1. Me parecen muy certeros el análisis y el diagnóstico que Federico hacía hace unos días, en su estudio sobre la “ley del embudo”, donde mostraba los malabarismos de la Prelatura del Opus Dei con los ingresos económicos que derivan del trabajo profesional de sus Numerarios o Agregados, varones y mujeres laicos o sacerdotes diocesanos. Del conjunto emerge que estamos ante una organización voraz, más voraz aún que el fisco, pues reclama sus “emolumentos” con las invocaciones más sublimes: la voluntad de Dios y la consecución personal de santidad. Después, nunca podrá preguntarse por la circulación de ese dinero, ni por su destino, ni existe control ninguno del gasto. Desde luego, sorprende que preocupe tanto controlar hasta el más mínimo céntimo de un fiel de a pie, la famosa cuenta de gastos, mientras la administración de los cientos o miles de millones que pasan por las manos del Prelado o de unos pocos Directores permanezcan en una opacidad absoluta.

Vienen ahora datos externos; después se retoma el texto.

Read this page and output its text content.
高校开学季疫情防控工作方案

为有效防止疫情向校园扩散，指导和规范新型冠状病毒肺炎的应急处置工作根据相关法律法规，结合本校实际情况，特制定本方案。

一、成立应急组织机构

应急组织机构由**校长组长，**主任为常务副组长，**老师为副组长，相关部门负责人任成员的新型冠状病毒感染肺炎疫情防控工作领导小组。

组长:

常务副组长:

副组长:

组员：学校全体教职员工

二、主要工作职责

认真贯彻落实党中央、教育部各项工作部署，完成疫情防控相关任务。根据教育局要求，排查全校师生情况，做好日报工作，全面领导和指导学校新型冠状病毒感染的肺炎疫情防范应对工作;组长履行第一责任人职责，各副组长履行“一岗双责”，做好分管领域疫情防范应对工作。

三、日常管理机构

Pero, además, éstos son bienes que en el fondo se mueven por una causa espiritual. Es verdad que canónicamente no son “patrimonio eclesiástico”, pero su circulación no deja de estar afectada por una connotación espiritual que teológicamente no les libera de su “afectación a los pobres”, como principio que rige sobre los bienes de los cristianos y en particular sobre los que usan las instituciones eclesiales. Sin embargo sucede que, como institucionalmente la Obra siempre se considera a sí misma “pobre”, entonces nunca ha lugar a plantear el tema clásico de los “bienes superfluos”. La excusa de su crecimiento es también argumento para su voracidad...

O sea, la Prelatura promueve una “santidad económica” que siempre se traduce en beneficios para la institución: una institución que sobre todo se cuida primero de financiar la vida de sus dirigentes —el Prelado y sus Directores, que viven a costa de ella— y de erigir sedes donde éstos viven “como marqueses”, a diferencia de la generalidad de los demás miembros. Y, como todo es muy “santo”, ellos mismos se rodean de un aura de santidad por causa de tan excelsa posición: encarnan la institución, la representan directa o indirectamente, y esto reclama para ellos unas “apariencias” de posición social, un determinado tren de vida, cuyas referencias se toman de lo que sería el ideal de unos “burgueses acomodados” al modo de la “mentalidad decimonónica” del Fundador. Así “pobres” y, sí, pobres “así” de solemnidad (!), según la expresión del Fundador, con mentalidad —que no la realidad— de un padre de familia numerosa y pobre.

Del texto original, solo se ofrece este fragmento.